Die Mitglieder des Umweltausschusses im Leipziger Stadtrat sind unzufrieden. Ein Dialogforum zum Flughafen Leipzig/Halle gibt es nun zwar. Es arbeitet auch und setzt sich wesentlich ernsthafter mit den Belastungen rund um den Flughafen auseinander als die so genannte Fluglärmkommission, die die Probleme meist aussitzt, verschiebt, niederstimmt. Grund dafür ist die dortige Mehrheit von stimmberechtigten Mitgliedern, die jede Reglementierung ablehnen. Aber eigentlich gehören auch die ins Dialogforum.

Denn wenn sich die Vertreter der Stadt Leipzig, der Landkreise und der Gemeinden einig sind und eine sinnvolle Lösung gefunden haben, sind da immer noch die Flughafenbetreiber, die Nutzer und vor allem die Deutsche Flugsicherung, die auch diese Lösungen ignorieren oder einfach mal bis zur nächsten Kommissionssitzung vertagen. Und die Fluglärmkommission tagt ja nur zwei Mal im Jahr.

Schon am 8. Mai beschlossen deshalb die Mitglieder des Fachausschusses Umwelt und Ordnung, den Oberbürgermeister zu beauftragen, die Gesprächsverweigerer vom Flughafen nun auch verpflichtend ins Dialogforum zu holen. Mit dem Antrag beschäftigte sich auch schon die Ratsversammlung vom 19. Juni. Konkrete Umsetzungsvorschläge erwartet der Stadtrat jetzt bis zum 31. Dezember.

Und das erste, was die Mitglieder des Leipziger Umweltausschusses erwarten, ist jetzt die Installierung einer Kernbesetzung im Dialogforum, die über den Umweltbürgermeister, Vertreter der im Stadtrat von Leipzig vertretenen Fraktionen, Vertreter der Ortschaftsräte von Rückmarsdorf, Lützschena-Stahmeln, Lindenthal, Wiederitzsch, Seehausen, Böhlitz-Ehrenberg und der Stadtbezirksbeiräte Nordwest und Altwest hinaus geht und von den Helden der Arbeit auf dem Schkeuditzer Rollfeld je einen Vertreter einlädt: einen von der Betreibergesellschaft Mitteldeutsche Flughafen AG, einen von der Deutschen Post oder ihrer Tochter DHL am Standort Leipzig-Halle Airport, je einen Vertreter des Bundesverkehrsministeriums und der Deutschen Flugsicherung und einen Vertreter der Landesdirektion Sachsen. Und weil sonst die besonders Betroffenen stets außen vor bleiben, auch je einen Vertreter der Bürgerinitiativen, “BI gegen Flug- und Bodenlärm”, “IG Nachtflugverbot Leipzig/Halle e.V., “Initiative gegen die neue Flugroute” und “BI Lindenthal gegen Lärm”.

Außerdem wird die Verwaltung beauftragt, mit den Landkreisen Leipzig und Nordsachsen alsbald Kontakt mit dem Ziel aufzunehmen, dass diese dem zu schaffenden Forum beitreten.

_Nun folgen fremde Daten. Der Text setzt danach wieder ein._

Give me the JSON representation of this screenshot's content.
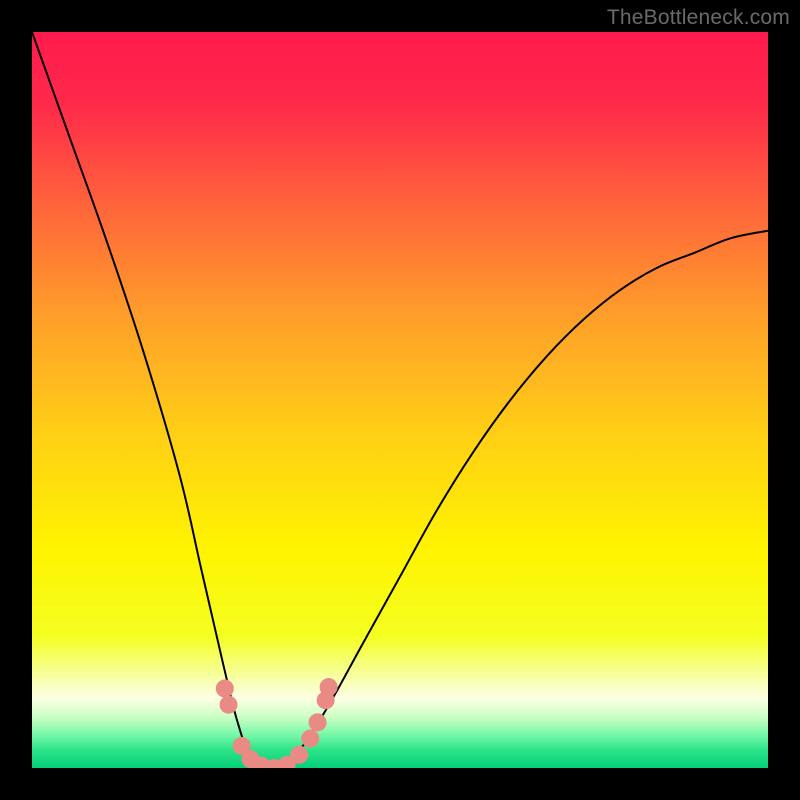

Ziel bleibt es zwar, “gemeinschaftlich erarbeitete Vorschläge an die Fluglärmkommission weiterzuleiten”, denn tatsächlich ist nach wie vor die Fluglärmkommission das Gremium, das am Flughafen für eine Senkung der Lärmbelastung eintreten soll. Nur ändert sich die Akzeptanz der Beschlüsse natürlich, wenn jene Akteure, die bislang in der Kommission die Blockierer spielen, im Dialogforum tatsächlich mit den Betroffenen gemeinsam nach Lösungen suchen.Weil das freilich auch künftig passieren kann, wird der OBM beauftragt, sich “gegenüber allen Gesellschaftern der Mitteldeutschen Flughafen AG für die Gründung eines beratenden Gremiums” einzusetzen. “Aufgabe des Gremiums ist es, die Ergebnisse bzw. Meinungsbilder des Dialogforums aufzunehmen, um diese fachlich untersetzt an die Entscheidungsgremien zur Beschlussfassung weiterzugeben. Das Gremium kann dazu Fachleute hinzuziehen und bisher noch nicht beteiligte Interessengruppen einbeziehen. Darüber hinaus soll mit Hilfe des Gremiums der Dialog und Abstimmungsprozess umfassend gestaltet werden.”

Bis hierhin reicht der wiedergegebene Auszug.